Dr Dale Rankine, an applied climate scientist, suggested that the agricultural sector will likely need to focus on more climate-resilient crops. He explained that crops like yams, cassava, and sweet potato require less rainfall after the initial planting phase, and excess water can cause them to rot.

“When you have high rainfall at the wrong time, you tend to have rotting of the roots, in the case of yams, because they don’t require that much rainfall towards the middle of the crop. That creates a problem for farmers,” Rankine told The Sunday Gleaner.

He urged farmers to adopt sustainable land management practices to mitigate the effects of extreme rainfall.

“The latest climate report, called the State of the Jamaica Climate Report, ... showed that we have been getting more rainfall in May-June than September-October in the last 25 years, so we have a change,” said Rankine.

“We have to have contouring systems and facilities that help to harvest rainfall, but one of the challenges I saw with a number of our farmers when I went into the field is that we don’t have proper drainage systems.
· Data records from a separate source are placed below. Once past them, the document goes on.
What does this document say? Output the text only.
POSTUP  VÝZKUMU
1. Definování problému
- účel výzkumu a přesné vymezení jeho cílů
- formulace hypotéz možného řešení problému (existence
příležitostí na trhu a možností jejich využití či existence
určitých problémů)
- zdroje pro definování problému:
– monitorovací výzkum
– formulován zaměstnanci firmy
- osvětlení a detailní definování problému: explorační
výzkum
They tend to have ponding, so the water accumulates in the area and, of course, if there’s no place for the water to run off, then you will have just an avalanche and excess rainfall on the land itself,” he said.

Rankine acknowledged that there are cases where little can be done to lessen the effects of climate change on the farmlands, “especially if the soil accumulates water over a long period and there’s no proper drainage”. He, however, believes crop diversification may offer some relief.

“Maybe now we have to look at some crops that can tolerate different extremes of weather. If you’re having very dry conditions, cassava is a good crop, but if you’re having unseasonably wet weather, some crops do better in those conditions. I think cocoa is one of them that farmers tend to even farm right at their standpipe because it loves water,” he said.

Meanwhile, Rankine told The Sunday Gleaner that he vividly remembers a case where bananas exported to the United Kingdom were returned to a Caribbean island, calling it a “classic example of why we have to note the nexus between climate and agriculture”.

“A shipment of bananas was sent back from the UK without a single case being opened. It was refused and the reason was because they were told that the bananas were too curved. The government was very concerned and research was done. It was found that the amount of rainfall that the banana receives when it is ripening determines the curvature of the banana,” he said.

“The rainfall pattern had changed, but the farmers were farming the same thing, not taking note that. If the rainfall pattern changes, then when you farm, it has to be regulated with that so that your ripening season coincides with the high rainfall,” said Rankine.